Однажды его окликнул полковник Аминов:

— Господин капитан, будьте любезны, зайдите ко мне.

Входя к начальнику штаба, Студитский вовсе не думал, что потребовался по сугубо важному делу, связанному с поездкой в Мерв. С того дня как он оставил письмо Надежде Сергеевне, для того чтобы мичман передал его Обручеву, прошло чуть ли не полгода. Капитан за этот срок передумал обо всем, вплоть до того, что письмо, может быть, даже не попало в руки начальника Главного штаба. И вот неожиданность.

— Господин капитан, оказывается, вы возглавляли русскую мирную миссию во время похода Скобелева на Геок-Тепе? А я, признаться, впервые об этом узнал лишь сегодня. Есть распоряжение командировать вас в Мерв. Обручев предлагает выехать с караваном купца Коншина, но действовать будете по своему усмотрению.

— Благодарю, господин полковник, — не скрывая радости, отозвался Студитский.

Полковник посмотрел на него с некоторым подозрением: не укладывалось в сознании, чтобы столь опасная поездка могла радовать.

— Вы, вероятно, лично знакомы с Обручевым? — спросил Аминов, закинув ногу за ногу и положив руки на подлокотники кресла.

— Почему вы так решили?

— Есть какая-то недосказанность в распоряжении начальника Главного штаба. Похоже, только он и вы знаете, чем именно вам предстоит заняться, — высказался Аминов.

— Вероятно, генерал Обручев не счел нужным сообщать о моем конкретном задании. Но в общих чертах я могу сказать.

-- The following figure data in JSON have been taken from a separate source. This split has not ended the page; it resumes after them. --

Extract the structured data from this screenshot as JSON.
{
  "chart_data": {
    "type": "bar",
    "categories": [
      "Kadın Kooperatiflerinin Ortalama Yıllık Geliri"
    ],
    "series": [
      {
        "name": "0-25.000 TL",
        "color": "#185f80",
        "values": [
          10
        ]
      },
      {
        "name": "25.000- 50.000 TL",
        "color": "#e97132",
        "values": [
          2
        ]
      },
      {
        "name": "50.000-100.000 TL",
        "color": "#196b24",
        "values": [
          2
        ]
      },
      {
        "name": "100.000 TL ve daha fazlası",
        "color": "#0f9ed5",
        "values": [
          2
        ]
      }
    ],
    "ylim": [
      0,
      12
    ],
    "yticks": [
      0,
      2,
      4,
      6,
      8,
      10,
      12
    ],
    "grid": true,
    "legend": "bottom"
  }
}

Выезд мой преследует единственную цель: обеспечить добровольное вхождение Мерва в состав России.

— Вы это беретесь сделать один? — удивился Аминов.

— Если разрешите, возьму с собой Тыкму-сердара.

— Ну что ж, охотно пойду вам навстречу. При случае не забудьте упомянуть в рапорте Обручеву и о моем участии, — попросил Аминов.

— Если я вас понял правильно, господин полковник, то о своих действиях в Мерве я должен докладывать непосредственно начальнику Главного штаба?

— Да, капитан, но, разумеется, через меня.

— Хорошо, господин полковник. Разрешите еще один вопрос?